By The Investigative Project on Terrorism (IPT)
Yesterday, the Associated Press reported that convicted Palestinian Islamic Jihad (PIJ) operative Sami Al-Arian ended his hunger strike, which he began, allegedly, in protest of the Eastern District of Virginia's insistence that he testify before a grand jury investigating the terrorist connections of a Northern Virginia think tank, the International Institute of Islamic Thought (IIIT).
Al-Arian is currently in the custody of the Bureau of Immigration and Customs Enforcement, awaiting deportation to an as of yet undetermined country. His lawyer, however, expects that Al-Arian may still be indicted for criminal contempt for his refusal to testify before the grand jury despite a grant of immunity.
Before Al-Arian was arrested, he was a computer science professor at the University of South Florida (USF). The current Secretary General of the PIJ, Ramadan Abdullah Shallah, was a lecturer at the same university, brought there by Al-Arian to work for Al-Arian's think tank, the World and Islam Studies Enterprise (WISE). Shallah taught Middle Eastern and Islamic Studies at USF, through a cooperative agreement between USF and WISE.
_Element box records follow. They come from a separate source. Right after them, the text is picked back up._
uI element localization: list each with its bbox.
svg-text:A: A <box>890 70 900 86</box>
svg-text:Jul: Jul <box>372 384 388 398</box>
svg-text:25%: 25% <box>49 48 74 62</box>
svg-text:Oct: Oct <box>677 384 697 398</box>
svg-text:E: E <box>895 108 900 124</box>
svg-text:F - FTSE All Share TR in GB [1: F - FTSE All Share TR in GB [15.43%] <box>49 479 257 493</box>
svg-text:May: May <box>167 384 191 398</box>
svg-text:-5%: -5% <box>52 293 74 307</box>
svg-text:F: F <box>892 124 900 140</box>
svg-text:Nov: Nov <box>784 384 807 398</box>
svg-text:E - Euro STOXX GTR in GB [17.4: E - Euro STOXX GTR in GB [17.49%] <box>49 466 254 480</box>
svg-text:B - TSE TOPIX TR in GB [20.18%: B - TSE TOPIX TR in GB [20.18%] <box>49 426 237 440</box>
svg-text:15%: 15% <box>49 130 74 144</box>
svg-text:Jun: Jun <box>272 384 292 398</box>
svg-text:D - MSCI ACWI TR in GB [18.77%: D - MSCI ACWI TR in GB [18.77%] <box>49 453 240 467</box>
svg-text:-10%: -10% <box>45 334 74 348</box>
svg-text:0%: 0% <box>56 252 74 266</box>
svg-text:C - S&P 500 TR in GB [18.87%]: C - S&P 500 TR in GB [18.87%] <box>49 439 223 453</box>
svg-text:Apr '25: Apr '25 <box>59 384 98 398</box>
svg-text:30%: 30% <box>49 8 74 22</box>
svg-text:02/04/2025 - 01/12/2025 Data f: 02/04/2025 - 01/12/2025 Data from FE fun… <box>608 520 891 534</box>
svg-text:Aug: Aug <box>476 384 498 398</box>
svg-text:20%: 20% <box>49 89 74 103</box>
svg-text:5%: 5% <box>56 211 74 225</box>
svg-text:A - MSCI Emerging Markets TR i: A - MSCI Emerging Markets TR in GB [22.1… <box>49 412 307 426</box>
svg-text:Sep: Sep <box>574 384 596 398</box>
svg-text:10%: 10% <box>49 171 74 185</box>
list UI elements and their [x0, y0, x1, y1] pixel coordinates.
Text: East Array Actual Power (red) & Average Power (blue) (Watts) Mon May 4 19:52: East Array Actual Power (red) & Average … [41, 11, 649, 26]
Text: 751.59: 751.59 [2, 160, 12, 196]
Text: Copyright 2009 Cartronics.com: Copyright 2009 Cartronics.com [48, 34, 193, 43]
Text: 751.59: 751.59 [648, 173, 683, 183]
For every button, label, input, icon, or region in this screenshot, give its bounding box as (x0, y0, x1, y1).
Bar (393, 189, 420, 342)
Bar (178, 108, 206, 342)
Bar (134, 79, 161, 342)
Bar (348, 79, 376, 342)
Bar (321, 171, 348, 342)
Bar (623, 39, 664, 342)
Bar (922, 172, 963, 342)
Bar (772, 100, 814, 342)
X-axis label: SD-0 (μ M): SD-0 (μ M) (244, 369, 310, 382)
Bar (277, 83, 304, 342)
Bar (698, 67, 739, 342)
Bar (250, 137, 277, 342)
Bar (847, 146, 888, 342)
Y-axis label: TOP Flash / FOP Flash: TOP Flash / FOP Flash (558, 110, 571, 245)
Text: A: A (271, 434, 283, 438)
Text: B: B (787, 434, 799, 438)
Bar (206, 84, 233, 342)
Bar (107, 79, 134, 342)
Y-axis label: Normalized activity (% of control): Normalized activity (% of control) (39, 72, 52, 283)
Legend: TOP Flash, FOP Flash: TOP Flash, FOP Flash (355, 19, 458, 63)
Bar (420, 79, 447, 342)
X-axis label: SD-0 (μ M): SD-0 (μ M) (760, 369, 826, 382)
When Shallah left WISE and became the head of PIJ, Al-Arian and WISE released a statement stating that "Dr. Abdullah" left WISE to write a book and "tend to his sick father," and that:
WISE denies any knowledge of Dr. Abdullah's association or affiliation with any political group or agency in Middle East.
That was, of course, a lie. But today brings news that Al-Arian, Shallah and their USF colleagues are not the only "academics" involved with the Islamic Jihad. In a story today published by CNN, Israeli forces kill Islamic Jihad chief, sources say, the following appears:
The person killed was the deputy commander of the Islamic Jihad military wing, according to the Palestinian sources, who said he also served as a school headmaster at a United Nations Relief and Works Agency school.